Перейти до основного контенту

Subfinder Scan Provider

The Subfinder Scan Provider integrates subdomain discovery capabilities into Casibase through the Subfinder tool. Subfinder passively discovers subdomains using certificate transparency logs, search engines, and other public sources to map an organization's attack surface.

Configuration

Create a Subfinder Scan Provider by navigating to Providers and adding a new provider with Category set to "Scan" and Type set to "Subfinder". The provider operates locally and requires the Subfinder binary on the Casibase server.

Subdomain Discovery

Subfinder performs passive subdomain enumeration by querying various data sources without directly probing target infrastructure. This approach discovers subdomains quietly through certificate transparency logs, DNS databases, and search engine results. The tool aggregates results from multiple sources to provide comprehensive subdomain mapping.

Using the Provider

From the Scans page, create a new scan and select the Subfinder provider. Enter the target domain name for subdomain discovery.

Command Templates

The provider includes templates for different discovery modes:

  • Basic Scan: Standard subdomain discovery
  • Silent Mode: Minimal output for scripting
  • Recursive Scan: Discover subdomains of found subdomains
  • All Sources: Query all available data sources
  • Passive Only: Strictly passive discovery

Custom Commands

Customize Subfinder commands for specific requirements. The command field supports the %s placeholder for the domain. For example, -d %s -all -json queries all sources with JSON output. Input validation prevents command injection by blocking shell metacharacters.

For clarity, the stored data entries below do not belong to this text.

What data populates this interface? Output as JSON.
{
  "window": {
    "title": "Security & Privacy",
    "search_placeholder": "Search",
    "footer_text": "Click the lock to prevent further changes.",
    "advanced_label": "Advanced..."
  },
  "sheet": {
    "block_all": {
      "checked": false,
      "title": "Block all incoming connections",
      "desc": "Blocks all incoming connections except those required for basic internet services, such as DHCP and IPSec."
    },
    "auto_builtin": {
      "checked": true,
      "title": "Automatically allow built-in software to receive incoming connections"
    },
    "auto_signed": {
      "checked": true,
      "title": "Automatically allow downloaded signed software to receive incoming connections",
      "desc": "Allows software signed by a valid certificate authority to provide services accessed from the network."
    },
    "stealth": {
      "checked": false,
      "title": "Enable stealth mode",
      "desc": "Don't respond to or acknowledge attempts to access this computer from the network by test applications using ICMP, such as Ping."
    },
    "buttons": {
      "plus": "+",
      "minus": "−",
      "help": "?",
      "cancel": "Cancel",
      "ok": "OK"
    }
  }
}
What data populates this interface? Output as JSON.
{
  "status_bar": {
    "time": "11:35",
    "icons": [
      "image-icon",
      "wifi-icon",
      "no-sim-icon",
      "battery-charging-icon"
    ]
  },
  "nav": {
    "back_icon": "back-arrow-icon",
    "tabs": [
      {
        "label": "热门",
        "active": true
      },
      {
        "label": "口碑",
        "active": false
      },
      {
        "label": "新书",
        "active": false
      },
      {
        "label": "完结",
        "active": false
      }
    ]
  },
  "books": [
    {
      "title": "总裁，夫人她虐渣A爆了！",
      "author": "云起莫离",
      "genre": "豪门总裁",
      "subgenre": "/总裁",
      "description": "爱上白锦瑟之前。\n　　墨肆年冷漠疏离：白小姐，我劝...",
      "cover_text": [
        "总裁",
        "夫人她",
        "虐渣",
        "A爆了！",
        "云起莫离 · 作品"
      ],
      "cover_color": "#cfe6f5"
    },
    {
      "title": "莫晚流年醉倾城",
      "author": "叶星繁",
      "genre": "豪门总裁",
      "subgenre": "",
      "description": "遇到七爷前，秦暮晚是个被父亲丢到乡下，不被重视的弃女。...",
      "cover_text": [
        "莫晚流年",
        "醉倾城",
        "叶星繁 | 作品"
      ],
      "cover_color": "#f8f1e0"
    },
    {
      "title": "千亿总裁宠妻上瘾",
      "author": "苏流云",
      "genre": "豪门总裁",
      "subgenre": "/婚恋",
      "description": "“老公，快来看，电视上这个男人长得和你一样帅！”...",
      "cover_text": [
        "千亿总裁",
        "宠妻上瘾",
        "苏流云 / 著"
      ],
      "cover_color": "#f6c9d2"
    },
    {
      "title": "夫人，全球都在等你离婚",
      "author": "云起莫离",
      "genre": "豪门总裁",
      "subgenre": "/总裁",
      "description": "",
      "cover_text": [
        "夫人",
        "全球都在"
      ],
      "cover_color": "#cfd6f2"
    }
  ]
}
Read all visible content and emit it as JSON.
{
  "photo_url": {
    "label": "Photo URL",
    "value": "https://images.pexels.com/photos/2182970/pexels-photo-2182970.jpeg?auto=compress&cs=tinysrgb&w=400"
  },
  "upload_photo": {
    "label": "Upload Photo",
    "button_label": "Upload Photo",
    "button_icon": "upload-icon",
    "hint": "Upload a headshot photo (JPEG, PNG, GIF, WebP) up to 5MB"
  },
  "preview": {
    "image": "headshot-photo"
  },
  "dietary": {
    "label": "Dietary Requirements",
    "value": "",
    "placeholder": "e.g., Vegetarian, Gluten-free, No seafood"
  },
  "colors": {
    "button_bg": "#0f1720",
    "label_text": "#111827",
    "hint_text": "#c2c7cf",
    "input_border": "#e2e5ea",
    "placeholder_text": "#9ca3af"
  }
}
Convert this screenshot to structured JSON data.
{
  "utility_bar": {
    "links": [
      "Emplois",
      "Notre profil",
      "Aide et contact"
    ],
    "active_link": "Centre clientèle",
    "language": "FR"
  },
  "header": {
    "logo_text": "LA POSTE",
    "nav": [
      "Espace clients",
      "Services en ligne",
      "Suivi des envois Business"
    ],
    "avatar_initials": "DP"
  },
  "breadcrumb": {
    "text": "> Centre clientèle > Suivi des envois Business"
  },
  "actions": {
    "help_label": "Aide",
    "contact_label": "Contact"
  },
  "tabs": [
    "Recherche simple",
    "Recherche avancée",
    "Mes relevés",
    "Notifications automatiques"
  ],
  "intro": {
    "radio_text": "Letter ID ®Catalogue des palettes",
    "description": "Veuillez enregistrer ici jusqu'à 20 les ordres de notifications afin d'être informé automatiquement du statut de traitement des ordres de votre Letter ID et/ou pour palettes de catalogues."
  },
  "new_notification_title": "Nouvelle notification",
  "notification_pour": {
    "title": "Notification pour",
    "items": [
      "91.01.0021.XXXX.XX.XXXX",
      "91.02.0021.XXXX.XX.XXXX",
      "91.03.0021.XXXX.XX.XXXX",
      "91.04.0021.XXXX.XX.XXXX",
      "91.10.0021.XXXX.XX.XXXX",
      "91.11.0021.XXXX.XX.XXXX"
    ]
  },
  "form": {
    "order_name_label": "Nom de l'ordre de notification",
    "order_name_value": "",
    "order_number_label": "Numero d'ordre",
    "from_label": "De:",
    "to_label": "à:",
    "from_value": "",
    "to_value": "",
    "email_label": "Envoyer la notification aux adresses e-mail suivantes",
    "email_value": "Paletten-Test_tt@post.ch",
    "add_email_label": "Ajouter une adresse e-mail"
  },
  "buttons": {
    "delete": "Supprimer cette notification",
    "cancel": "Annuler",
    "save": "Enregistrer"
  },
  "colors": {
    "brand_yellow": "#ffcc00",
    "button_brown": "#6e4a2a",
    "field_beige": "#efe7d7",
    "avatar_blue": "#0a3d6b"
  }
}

Use the test widget to verify discovery before running production scans. Enter a domain name, adjust the command if needed, and review discovered subdomains.

Scan Results

Subfinder returns JSON output containing discovered subdomains:

{
  "host": "mail.example.com",
  "source": "crtsh"
}

The web interface displays results in sortable tables showing each discovered subdomain and its data source. Color-coded source tags help identify which services provided each finding. Summary statistics show total subdomains discovered and source breakdown.

Reconnaissance Considerations

Subdomain discovery is typically legal since it uses only publicly available information. However, check local regulations and organizational policies before conducting reconnaissance. Discovered subdomains may reveal infrastructure details useful for security assessments or unauthorized access attempts.

Use discovery results responsibly. Subdomain mapping helps organizations understand their external attack surface, but the same information could assist malicious actors. Protect subdomain lists appropriately and use findings to improve security posture.